Despite Williams’ superhero effort, including a deep three pointer near the halftime buzzer, Duke held onto a 44-38 lead at the break.
But the Blue Devils had no idea what was about to hit them. Arizona went on a 19-2 scoring rampage in the second half, giving them a double digit lead that a rattled Duke team wasn’t able to overcome.
Williams also had 13 rebounds, helping Arizona to a 40-27 advantage on the boards. He was also deadly from deep, hitting 5 of 6 attempts from beyond the arc.
After taking Arizona to the Elite 8 for the first time since 2005, Williams was selected #2 overall in the 2011 NBA Draft.
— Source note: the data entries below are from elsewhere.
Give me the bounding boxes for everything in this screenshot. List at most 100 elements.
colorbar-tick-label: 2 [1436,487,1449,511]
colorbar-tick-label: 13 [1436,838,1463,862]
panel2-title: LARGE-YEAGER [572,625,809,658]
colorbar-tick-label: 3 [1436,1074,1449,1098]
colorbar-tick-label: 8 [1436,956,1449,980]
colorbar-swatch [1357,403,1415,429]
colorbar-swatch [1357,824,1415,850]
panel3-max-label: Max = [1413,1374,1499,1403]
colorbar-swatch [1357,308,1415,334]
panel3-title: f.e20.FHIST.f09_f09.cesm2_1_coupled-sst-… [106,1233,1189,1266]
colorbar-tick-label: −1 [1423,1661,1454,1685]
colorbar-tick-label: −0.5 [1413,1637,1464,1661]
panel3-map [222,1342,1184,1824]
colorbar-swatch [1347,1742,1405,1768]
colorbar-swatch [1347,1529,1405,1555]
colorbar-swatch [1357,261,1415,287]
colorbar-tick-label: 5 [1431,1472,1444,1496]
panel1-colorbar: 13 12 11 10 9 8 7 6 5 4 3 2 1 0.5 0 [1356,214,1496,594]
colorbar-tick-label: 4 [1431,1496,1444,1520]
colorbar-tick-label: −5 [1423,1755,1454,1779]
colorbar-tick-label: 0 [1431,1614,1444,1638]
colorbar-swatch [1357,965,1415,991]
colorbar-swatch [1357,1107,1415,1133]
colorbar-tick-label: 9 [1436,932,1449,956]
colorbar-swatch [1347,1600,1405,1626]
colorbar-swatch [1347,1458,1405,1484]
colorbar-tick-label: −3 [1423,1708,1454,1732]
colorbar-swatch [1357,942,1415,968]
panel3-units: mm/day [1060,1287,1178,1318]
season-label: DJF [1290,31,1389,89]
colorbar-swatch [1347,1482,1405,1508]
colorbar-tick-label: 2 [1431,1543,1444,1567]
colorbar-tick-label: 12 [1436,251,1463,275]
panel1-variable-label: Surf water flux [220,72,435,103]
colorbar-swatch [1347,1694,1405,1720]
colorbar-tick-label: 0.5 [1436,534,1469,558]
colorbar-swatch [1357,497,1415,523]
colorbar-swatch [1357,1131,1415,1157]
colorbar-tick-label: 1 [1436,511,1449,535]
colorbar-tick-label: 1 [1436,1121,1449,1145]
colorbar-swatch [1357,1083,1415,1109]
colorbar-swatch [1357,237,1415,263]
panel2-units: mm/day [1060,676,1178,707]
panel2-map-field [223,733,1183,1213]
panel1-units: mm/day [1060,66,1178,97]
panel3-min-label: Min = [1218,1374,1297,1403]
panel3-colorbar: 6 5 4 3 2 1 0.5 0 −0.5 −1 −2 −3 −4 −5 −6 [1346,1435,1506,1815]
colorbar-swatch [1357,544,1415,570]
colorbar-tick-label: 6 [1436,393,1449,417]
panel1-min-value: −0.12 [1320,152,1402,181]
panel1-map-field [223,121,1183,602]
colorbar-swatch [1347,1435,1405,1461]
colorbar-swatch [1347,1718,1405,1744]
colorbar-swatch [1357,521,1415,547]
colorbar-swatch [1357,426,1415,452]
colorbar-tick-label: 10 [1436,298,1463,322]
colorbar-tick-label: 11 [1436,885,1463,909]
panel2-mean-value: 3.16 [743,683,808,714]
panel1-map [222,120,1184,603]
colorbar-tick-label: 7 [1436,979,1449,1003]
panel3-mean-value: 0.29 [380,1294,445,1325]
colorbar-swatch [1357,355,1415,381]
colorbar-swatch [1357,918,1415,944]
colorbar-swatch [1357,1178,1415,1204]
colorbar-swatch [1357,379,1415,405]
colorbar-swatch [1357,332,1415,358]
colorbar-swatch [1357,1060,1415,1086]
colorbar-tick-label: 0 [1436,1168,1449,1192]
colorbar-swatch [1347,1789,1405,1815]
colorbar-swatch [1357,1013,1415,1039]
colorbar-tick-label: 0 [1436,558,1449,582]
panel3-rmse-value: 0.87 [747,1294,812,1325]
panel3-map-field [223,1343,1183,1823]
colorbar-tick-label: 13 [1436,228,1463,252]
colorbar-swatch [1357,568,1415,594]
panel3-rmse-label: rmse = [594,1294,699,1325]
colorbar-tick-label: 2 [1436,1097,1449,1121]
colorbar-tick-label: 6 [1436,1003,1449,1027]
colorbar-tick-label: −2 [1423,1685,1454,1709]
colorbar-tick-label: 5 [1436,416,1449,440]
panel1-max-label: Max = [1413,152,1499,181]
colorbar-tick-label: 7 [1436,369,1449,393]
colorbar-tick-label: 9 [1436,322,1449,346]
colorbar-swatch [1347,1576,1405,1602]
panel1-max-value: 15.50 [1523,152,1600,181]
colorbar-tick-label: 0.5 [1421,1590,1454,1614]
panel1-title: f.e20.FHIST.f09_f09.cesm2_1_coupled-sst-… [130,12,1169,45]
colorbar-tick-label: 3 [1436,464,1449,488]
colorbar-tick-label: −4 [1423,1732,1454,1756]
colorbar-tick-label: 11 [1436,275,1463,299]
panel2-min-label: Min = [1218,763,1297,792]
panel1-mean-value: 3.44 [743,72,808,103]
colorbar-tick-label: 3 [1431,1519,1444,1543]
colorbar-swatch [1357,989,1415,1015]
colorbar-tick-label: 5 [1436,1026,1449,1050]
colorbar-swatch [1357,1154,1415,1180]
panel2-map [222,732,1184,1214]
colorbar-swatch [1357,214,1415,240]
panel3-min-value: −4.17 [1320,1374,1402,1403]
February 19, 2011, Arizona 87, Washington 86
26 points, 11 rebounds, 8-16 FG’s, 2-2 3PM, 2 steals, 2 blocks
Williams’ spectacular game saving block against Washington was another of his most memorable moments. Not only did Arizona score a big win against a Washington program that had the Cats’ number, but Wildcat fans got to revel in the tears of the Huskies who were forced to watch the replay on ESPN over and over again. Despite their bitter cries, the video was clear that the ball was not on it’s downward trajectory, and it was indeed the correct call.
It was one of the most heroic performances in Arizona basketball history, in which Williams led the way with 26 points and 11 rebounds despite playing with a broken right pinky, which was heavily taped.
It was his second game in a row with more than 25 points, and it was his sixth of the season. Williams also got his ninth double-double of the season that night.
And Williams’ play before the big block was equally impressive, he hit a crucial three to give Arizona the lead and came up with a critical steal in the final minutes of play.